Boys Get Hard and Boys Get Hurt

I’ve got a rare Sunday post up at Good Men Project this week: Yes, Rape Victims Get Erections, Too. I look at the myths we have about boys who are sexually abused by older women. Excerpt:

The myth that men are invulnerable to sexual victimization at the hands of women is a powerful one. It sits alongside several other myths. For one, we have a hard time believing that grown women could be attracted to adolescent boys (while we accept as normal the idea that grown men are sexually fixated on teen girls.) Second, we have a hard time acknowledging that guys are every bit as emotionally vulnerable as their sisters, just as easily traumatized by a predatory adult. Young men may indeed be horny (as are more young women than we sometimes admit), but a strong libido doesn’t functional as psychological armor.

But perhaps the most enduring myth brought up by cases like this is the idea that pleasure is incompatible with victimization. Real victims only feel pain, never arousal – or so far too many people still believe. An erection, or better still, ejaculation, functions as proof that a boy wasn’t really harmed. Most predators who molest children and underage teens know this; many sexual abusers go to great lengths to try to arouse their victims. The child’s pleasure functions as a kind of absolution in the mind of the abuser; “I can’t be that bad if I made them feel good!”

But of course, an orgasm isn’t evidence of consent. As decades of research have shown us, a surprising number of male and female victims of sexual abuse do report having experienced some physical pleasure while they were being molested. That memory of arousal can lead to greater feelings of guilt, as it seems proof in a child’s mind that he (or she) was somehow complicit in what happened. “Part of me enjoyed it, so I must have wanted it,” the thinking goes. Some therapists who work with survivors of abuse say that these cases are often the most difficult to treat.
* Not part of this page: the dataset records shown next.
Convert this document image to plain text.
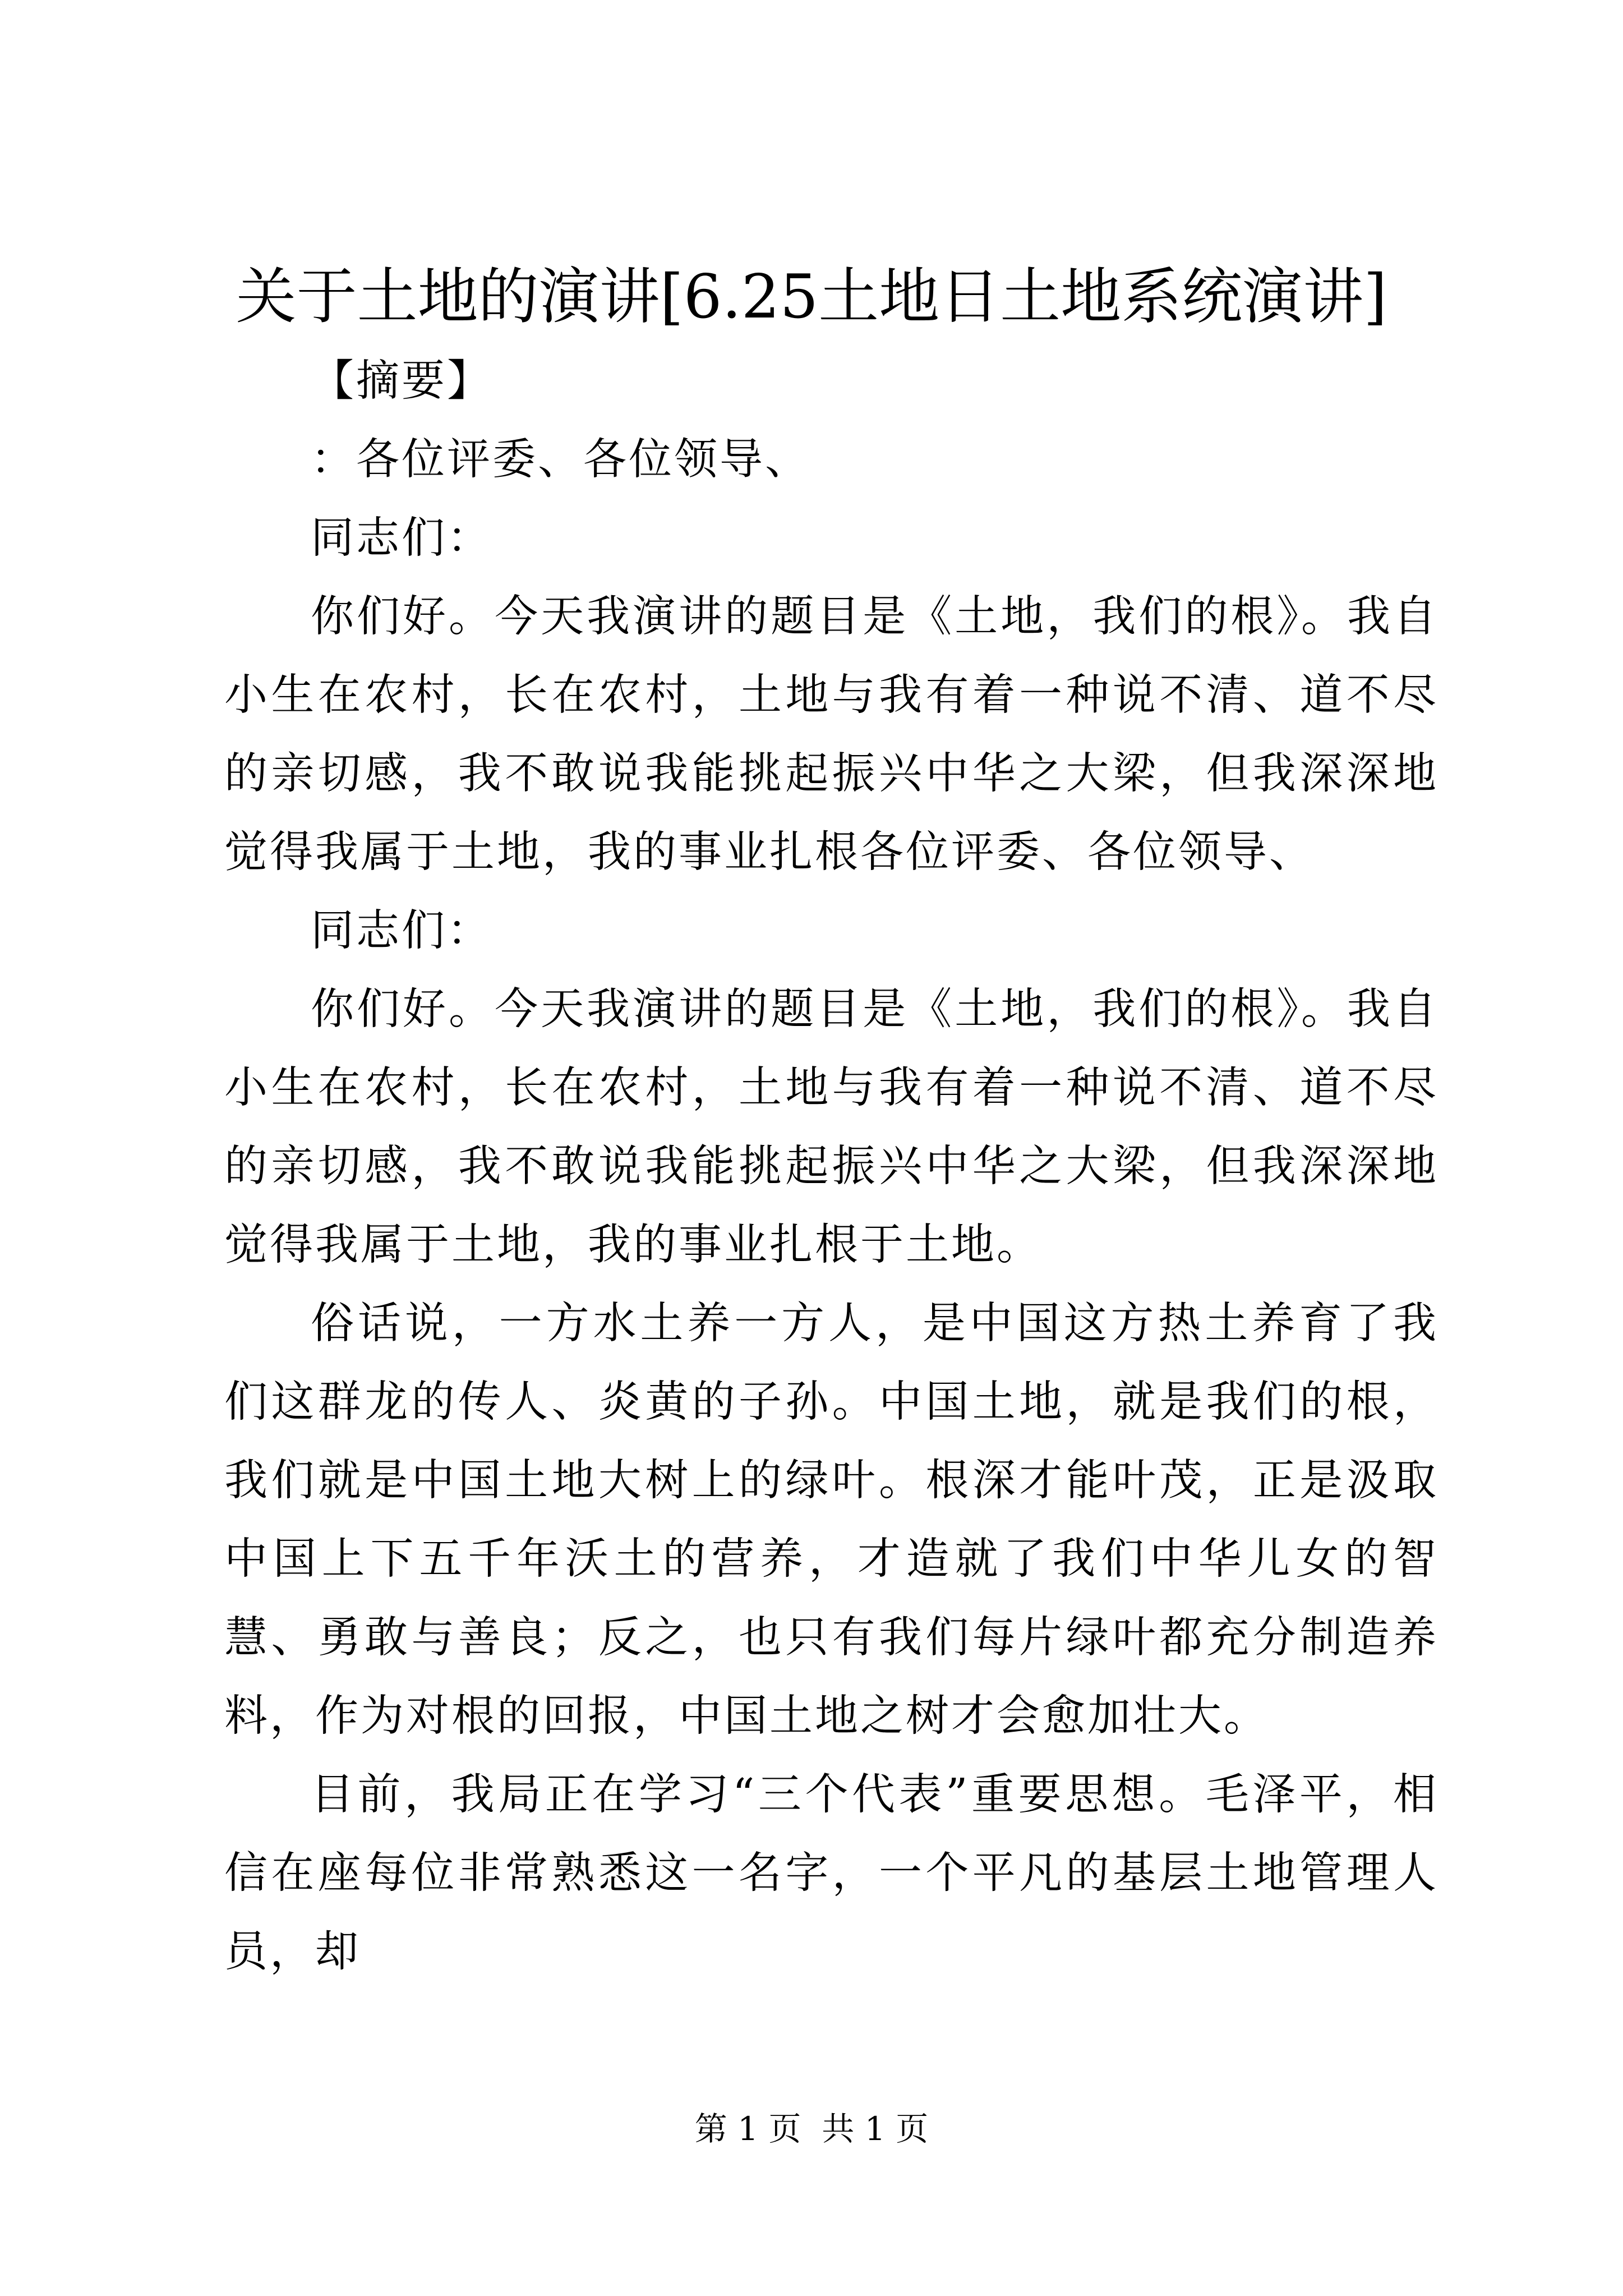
关于土地的演讲[6.25土地日土地系统演讲]

【摘要】

：各位评委、各位领导、

同志们：

你们好。今天我演讲的题目是《土地，我们的根》。我自小生在农村，长在农村，土地与我有着一种说不清、道不尽的亲切感，我不敢说我能挑起振兴中华之大梁，但我深深地觉得我属于土地，我的事业扎根各位评委、各位领导、

同志们：

你们好。今天我演讲的题目是《土地，我们的根》。我自小生在农村，长在农村，土地与我有着一种说不清、道不尽的亲切感，我不敢说我能挑起振兴中华之大梁，但我深深地觉得我属于土地，我的事业扎根于土地。

俗话说，一方水土养一方人，是中国这方热土养育了我们这群龙的传人、炎黄的子孙。中国土地，就是我们的根，我们就是中国土地大树上的绿叶。根深才能叶茂，正是汲取中国上下五千年沃土的营养，才造就了我们中华儿女的智慧、勇敢与善良；反之，也只有我们每片绿叶都充分制造养料，作为对根的回报，中国土地之树才会愈加壮大。

目前，我局正在学习“三个代表”重要思想。毛泽平，相信在座每位非常熟悉这一名字，一个平凡的基层土地管理人员，却

第 1 页  共 1 页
One thought on “Boys Get Hard and Boys Get Hurt

  1. Having treated both boys and girls and women (few men) who were survivors of sexual abuse and rape, I can tell you the “arousal/orgasm” factor is absolutely the most difficult piece to address and work through. Sadly, even some of my colleagues will get sidetracked by that factor and, depending on the age of the survivor, wonder if there was an element of consent involved.
    One aspect of my work I’ve found fascinating are the number of young women I’ve worked with who told me that it was easier to work through it with me than female therapists they’ve had.
    Whether that is due to my presence and therapy style or more a function of needing to work through with a man, I don’t know. I haven’t seen much research on success rates for female vs male therapists, but I think that may be due to male therapists being cautious going into that arena.